Acciughe e carciofi.

Primavera. Tempo di acciughe, tempo di carciofi. Ecco allora una preparazione che utilizza entrambi, dal sapore tipicamente mediterraneo (l’ho mangiata stasera). Anche questa, come la precedente, la debbo a Luigi M*** detto “Mario”.

Ci vogliono delle belle acciughe fresche, non tanto piccole, come adesso si trovano facilmente in tutti i mercati. Vanno pulite, eviscerate, spinate, insomma ridotte a filetti, senza né teste né code. Poi i carciofi, che devono essere puliti nel solito modo, e tagliati a fette sottili, per il lungo.

Teglia: sul fondo un po’ d’ olio (di qualità extra super, ovvio), e un gocciolo d’acqua. Poi uno strato di carciofi, un bel trito di aglio e prezzemolo, sale, pepe. Poi uno strato di acciughe, aglio, prezzemolo, olio, sale, pepe, e così via. Almeno due strati di carciofi e due di acciughe. Sopra a tutto, oltre al solito condimento, anche un po’ di pangrattato. Ancora un filo d’olio.

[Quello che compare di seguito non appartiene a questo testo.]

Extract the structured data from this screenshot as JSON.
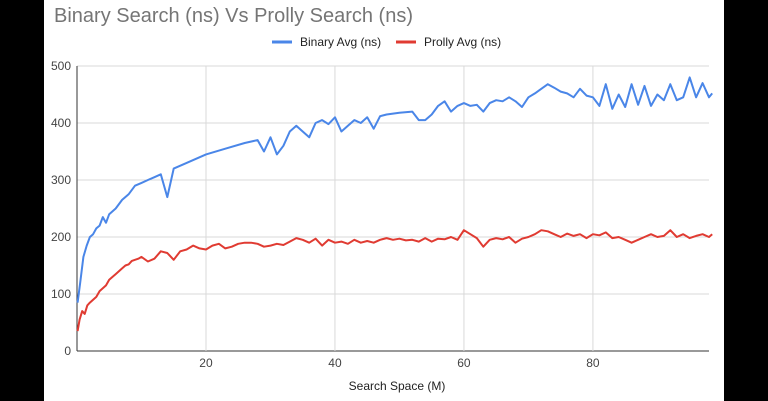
{
  "chart_data": {
    "type": "line",
    "title": "Binary Search (ns) Vs Prolly Search (ns)",
    "xlabel": "Search Space (M)",
    "ylabel": "",
    "xlim": [
      0,
      98
    ],
    "ylim": [
      0,
      500
    ],
    "xticks": [
      20,
      40,
      60,
      80
    ],
    "yticks": [
      0,
      100,
      200,
      300,
      400,
      500
    ],
    "grid": true,
    "legend": "top-center",
    "series": [
      {
        "name": "Binary Avg (ns)",
        "color": "#4a86e8",
        "points": [
          [
            0.1,
            85
          ],
          [
            0.5,
            120
          ],
          [
            1,
            165
          ],
          [
            1.5,
            185
          ],
          [
            2,
            200
          ],
          [
            2.5,
            205
          ],
          [
            3,
            215
          ],
          [
            3.5,
            220
          ],
          [
            4,
            235
          ],
          [
            4.5,
            225
          ],
          [
            5,
            240
          ],
          [
            6,
            250
          ],
          [
            7,
            265
          ],
          [
            8,
            275
          ],
          [
            9,
            290
          ],
          [
            10,
            295
          ],
          [
            11,
            300
          ],
          [
            12,
            305
          ],
          [
            13,
            310
          ],
          [
            14,
            270
          ],
          [
            15,
            320
          ],
          [
            17,
            330
          ],
          [
            20,
            345
          ],
          [
            23,
            355
          ],
          [
            26,
            365
          ],
          [
            28,
            370
          ],
          [
            29,
            350
          ],
          [
            30,
            375
          ],
          [
            31,
            345
          ],
          [
            32,
            360
          ],
          [
            33,
            385
          ],
          [
            34,
            395
          ],
          [
            35,
            385
          ],
          [
            36,
            375
          ],
          [
            37,
            400
          ],
          [
            38,
            405
          ],
          [
            39,
            398
          ],
          [
            40,
            410
          ],
          [
            41,
            385
          ],
          [
            42,
            395
          ],
          [
            43,
            405
          ],
          [
            44,
            400
          ],
          [
            45,
            410
          ],
          [
            46,
            390
          ],
          [
            47,
            412
          ],
          [
            48,
            415
          ],
          [
            50,
            418
          ],
          [
            52,
            420
          ],
          [
            53,
            405
          ],
          [
            54,
            405
          ],
          [
            55,
            415
          ],
          [
            56,
            430
          ],
          [
            57,
            438
          ],
          [
            58,
            420
          ],
          [
            59,
            430
          ],
          [
            60,
            435
          ],
          [
            61,
            430
          ],
          [
            62,
            432
          ],
          [
            63,
            420
          ],
          [
            64,
            435
          ],
          [
            65,
            440
          ],
          [
            66,
            438
          ],
          [
            67,
            445
          ],
          [
            68,
            438
          ],
          [
            69,
            428
          ],
          [
            70,
            445
          ],
          [
            71,
            452
          ],
          [
            72,
            460
          ],
          [
            73,
            468
          ],
          [
            74,
            462
          ],
          [
            75,
            455
          ],
          [
            76,
            452
          ],
          [
            77,
            445
          ],
          [
            78,
            460
          ],
          [
            79,
            448
          ],
          [
            80,
            445
          ],
          [
            81,
            430
          ],
          [
            82,
            468
          ],
          [
            83,
            425
          ],
          [
            84,
            450
          ],
          [
            85,
            428
          ],
          [
            86,
            468
          ],
          [
            87,
            432
          ],
          [
            88,
            465
          ],
          [
            89,
            430
          ],
          [
            90,
            450
          ],
          [
            91,
            440
          ],
          [
            92,
            468
          ],
          [
            93,
            440
          ],
          [
            94,
            445
          ],
          [
            95,
            480
          ],
          [
            96,
            445
          ],
          [
            97,
            470
          ],
          [
            98,
            445
          ],
          [
            98.5,
            452
          ]
        ]
      },
      {
        "name": "Prolly Avg (ns)",
        "color": "#e03b32",
        "points": [
          [
            0.1,
            35
          ],
          [
            0.4,
            55
          ],
          [
            0.8,
            70
          ],
          [
            1.2,
            65
          ],
          [
            1.6,
            80
          ],
          [
            2,
            85
          ],
          [
            2.5,
            90
          ],
          [
            3,
            95
          ],
          [
            3.5,
            105
          ],
          [
            4,
            110
          ],
          [
            4.5,
            115
          ],
          [
            5,
            125
          ],
          [
            5.5,
            130
          ],
          [
            6,
            135
          ],
          [
            6.5,
            140
          ],
          [
            7,
            145
          ],
          [
            7.5,
            150
          ],
          [
            8,
            152
          ],
          [
            8.5,
            158
          ],
          [
            9,
            160
          ],
          [
            9.5,
            162
          ],
          [
            10,
            165
          ],
          [
            11,
            157
          ],
          [
            12,
            162
          ],
          [
            13,
            175
          ],
          [
            14,
            172
          ],
          [
            15,
            160
          ],
          [
            16,
            175
          ],
          [
            17,
            178
          ],
          [
            18,
            185
          ],
          [
            19,
            180
          ],
          [
            20,
            178
          ],
          [
            21,
            185
          ],
          [
            22,
            188
          ],
          [
            23,
            180
          ],
          [
            24,
            183
          ],
          [
            25,
            188
          ],
          [
            26,
            190
          ],
          [
            27,
            190
          ],
          [
            28,
            188
          ],
          [
            29,
            183
          ],
          [
            30,
            185
          ],
          [
            31,
            188
          ],
          [
            32,
            186
          ],
          [
            33,
            192
          ],
          [
            34,
            198
          ],
          [
            35,
            195
          ],
          [
            36,
            190
          ],
          [
            37,
            197
          ],
          [
            38,
            185
          ],
          [
            39,
            195
          ],
          [
            40,
            190
          ],
          [
            41,
            192
          ],
          [
            42,
            188
          ],
          [
            43,
            195
          ],
          [
            44,
            190
          ],
          [
            45,
            193
          ],
          [
            46,
            190
          ],
          [
            47,
            195
          ],
          [
            48,
            198
          ],
          [
            49,
            195
          ],
          [
            50,
            197
          ],
          [
            51,
            194
          ],
          [
            52,
            195
          ],
          [
            53,
            192
          ],
          [
            54,
            198
          ],
          [
            55,
            192
          ],
          [
            56,
            197
          ],
          [
            57,
            196
          ],
          [
            58,
            200
          ],
          [
            59,
            195
          ],
          [
            60,
            212
          ],
          [
            61,
            205
          ],
          [
            62,
            198
          ],
          [
            63,
            183
          ],
          [
            64,
            195
          ],
          [
            65,
            198
          ],
          [
            66,
            196
          ],
          [
            67,
            200
          ],
          [
            68,
            190
          ],
          [
            69,
            197
          ],
          [
            70,
            200
          ],
          [
            71,
            205
          ],
          [
            72,
            212
          ],
          [
            73,
            210
          ],
          [
            74,
            205
          ],
          [
            75,
            200
          ],
          [
            76,
            206
          ],
          [
            77,
            202
          ],
          [
            78,
            205
          ],
          [
            79,
            198
          ],
          [
            80,
            205
          ],
          [
            81,
            203
          ],
          [
            82,
            208
          ],
          [
            83,
            198
          ],
          [
            84,
            200
          ],
          [
            85,
            195
          ],
          [
            86,
            190
          ],
          [
            87,
            195
          ],
          [
            88,
            200
          ],
          [
            89,
            205
          ],
          [
            90,
            200
          ],
          [
            91,
            202
          ],
          [
            92,
            212
          ],
          [
            93,
            200
          ],
          [
            94,
            205
          ],
          [
            95,
            198
          ],
          [
            96,
            202
          ],
          [
            97,
            205
          ],
          [
            98,
            200
          ],
          [
            98.5,
            205
          ]
        ]
      }
    ]
  }
}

In forno per non molto tempo, diciamo venti minuti, mezz’ora, facendo attenzione che non rinsecchisca.

Il risultato è straordinario, acciughe e carciofi hanno tutti e due sapori decisi, che però legano alla perfezione. A me sanno di Liguria, ma siamo in ogni caso nel pieno dei sapori mediterranei.

Da bere, un bel bianco della costa: vermentino, procanico, ansonica… Anche un vino dell’Hérault – Roussillion che a me piace molto, ma che si trova solo nella zona di produzione: Picpul de Pinet.